Il a reconnu avoir assené plusieurs coups de couteau à sa victime avant de décider de se débarrasser définitivement du corps en le coupant en petits morceaux avant de le brûler, car la victime lui faisait du chantage, exigeant de lui des sommes faramineuses contre son silence sur les deux autres crimes commis.

Selon des renseignements concordants, le mis en cause a d’abord avoué aux enquêteurs avoir assassiné sa propre progéniture, qu’il a eu de manière illégale avec une jeune fille qui souffrait de troubles psychiatriques.

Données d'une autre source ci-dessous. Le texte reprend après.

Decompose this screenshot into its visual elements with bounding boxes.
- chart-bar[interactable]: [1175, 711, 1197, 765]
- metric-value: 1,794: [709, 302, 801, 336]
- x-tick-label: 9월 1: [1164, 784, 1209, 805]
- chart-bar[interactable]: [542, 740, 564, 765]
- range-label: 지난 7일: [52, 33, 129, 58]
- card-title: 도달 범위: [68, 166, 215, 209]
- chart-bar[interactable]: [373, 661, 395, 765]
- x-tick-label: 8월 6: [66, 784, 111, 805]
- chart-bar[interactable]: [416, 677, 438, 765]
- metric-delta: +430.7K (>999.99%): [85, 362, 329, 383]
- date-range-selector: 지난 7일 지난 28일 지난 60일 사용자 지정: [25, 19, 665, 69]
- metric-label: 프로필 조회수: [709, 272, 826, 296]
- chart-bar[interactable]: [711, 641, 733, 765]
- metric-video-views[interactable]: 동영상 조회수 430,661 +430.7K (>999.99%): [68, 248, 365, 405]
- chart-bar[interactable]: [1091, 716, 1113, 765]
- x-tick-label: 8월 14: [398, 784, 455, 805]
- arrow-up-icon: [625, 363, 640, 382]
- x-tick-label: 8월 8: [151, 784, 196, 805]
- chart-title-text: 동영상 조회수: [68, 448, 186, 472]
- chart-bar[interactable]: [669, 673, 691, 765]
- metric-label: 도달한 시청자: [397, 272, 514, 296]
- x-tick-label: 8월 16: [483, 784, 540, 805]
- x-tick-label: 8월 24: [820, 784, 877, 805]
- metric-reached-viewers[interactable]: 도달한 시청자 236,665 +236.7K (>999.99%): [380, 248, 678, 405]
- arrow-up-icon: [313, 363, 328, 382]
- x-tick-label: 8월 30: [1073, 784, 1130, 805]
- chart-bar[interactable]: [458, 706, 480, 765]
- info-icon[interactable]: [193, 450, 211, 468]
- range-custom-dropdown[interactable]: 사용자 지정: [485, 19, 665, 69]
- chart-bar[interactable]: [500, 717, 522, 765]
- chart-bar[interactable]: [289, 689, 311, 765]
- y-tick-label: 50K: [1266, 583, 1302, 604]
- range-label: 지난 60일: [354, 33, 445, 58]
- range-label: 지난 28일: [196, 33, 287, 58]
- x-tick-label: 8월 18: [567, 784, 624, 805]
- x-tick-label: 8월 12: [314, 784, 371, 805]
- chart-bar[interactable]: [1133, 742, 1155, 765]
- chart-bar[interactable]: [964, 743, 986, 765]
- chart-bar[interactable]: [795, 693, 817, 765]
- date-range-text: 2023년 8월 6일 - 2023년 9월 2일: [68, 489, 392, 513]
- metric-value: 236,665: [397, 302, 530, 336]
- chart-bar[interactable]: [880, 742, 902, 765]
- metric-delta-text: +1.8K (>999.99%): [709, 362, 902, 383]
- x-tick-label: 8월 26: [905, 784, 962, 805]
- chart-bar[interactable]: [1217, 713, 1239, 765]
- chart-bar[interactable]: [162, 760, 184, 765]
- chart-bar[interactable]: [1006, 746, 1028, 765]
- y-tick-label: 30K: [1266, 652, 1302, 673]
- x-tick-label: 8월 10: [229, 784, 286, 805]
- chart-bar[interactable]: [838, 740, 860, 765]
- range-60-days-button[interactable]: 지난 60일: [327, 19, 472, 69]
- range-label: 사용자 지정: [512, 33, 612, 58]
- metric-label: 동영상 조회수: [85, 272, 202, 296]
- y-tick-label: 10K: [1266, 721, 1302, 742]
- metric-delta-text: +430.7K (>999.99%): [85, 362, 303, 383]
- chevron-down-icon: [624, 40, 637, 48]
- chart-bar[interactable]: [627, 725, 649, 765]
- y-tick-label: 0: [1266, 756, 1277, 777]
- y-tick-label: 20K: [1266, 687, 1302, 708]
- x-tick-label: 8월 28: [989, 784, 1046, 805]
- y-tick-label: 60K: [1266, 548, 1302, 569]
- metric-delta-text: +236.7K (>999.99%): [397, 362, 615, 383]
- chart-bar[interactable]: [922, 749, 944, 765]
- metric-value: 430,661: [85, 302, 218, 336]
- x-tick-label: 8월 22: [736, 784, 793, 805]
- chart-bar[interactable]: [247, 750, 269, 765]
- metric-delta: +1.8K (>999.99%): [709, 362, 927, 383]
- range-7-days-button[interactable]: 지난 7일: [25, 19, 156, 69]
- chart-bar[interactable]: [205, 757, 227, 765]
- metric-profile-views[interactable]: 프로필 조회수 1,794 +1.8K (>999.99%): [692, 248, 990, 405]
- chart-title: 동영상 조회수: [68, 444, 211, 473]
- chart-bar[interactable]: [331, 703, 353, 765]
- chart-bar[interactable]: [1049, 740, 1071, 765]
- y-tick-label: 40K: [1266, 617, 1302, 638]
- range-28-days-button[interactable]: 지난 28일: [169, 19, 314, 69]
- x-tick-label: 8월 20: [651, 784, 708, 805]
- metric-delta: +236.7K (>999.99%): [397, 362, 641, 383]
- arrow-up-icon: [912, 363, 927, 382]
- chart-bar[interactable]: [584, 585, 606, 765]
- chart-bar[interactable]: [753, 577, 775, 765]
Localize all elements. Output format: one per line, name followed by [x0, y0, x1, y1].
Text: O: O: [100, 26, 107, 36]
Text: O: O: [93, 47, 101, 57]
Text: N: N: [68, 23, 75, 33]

A propos de cet acte ignoble, l’auteur présumé, qui a été déféré devant le procureur de la République du tribunal d’Alger – celui-ci a demandé au juge d’instruction l’ouverture d’une enquête judiciaire – a dévoilé aux enquêteurs l’endroit où il a enterré le nouveau-né. « Je l’ai étranglé puis enterré dans l’enceinte de l’ancien siège de la société Coca-Cola… ».

Il a par ailleurs reconnu avoir assassiné et enterré, au même endroit, un voisin, porté disparu depuis plus de deux mois, suite à un litige financier qui les opposait. La victime travaillait avec lui et était même très proche de lui. Il jetait des regards évasifs sur son épouse qui le soutenait du fond de la salle.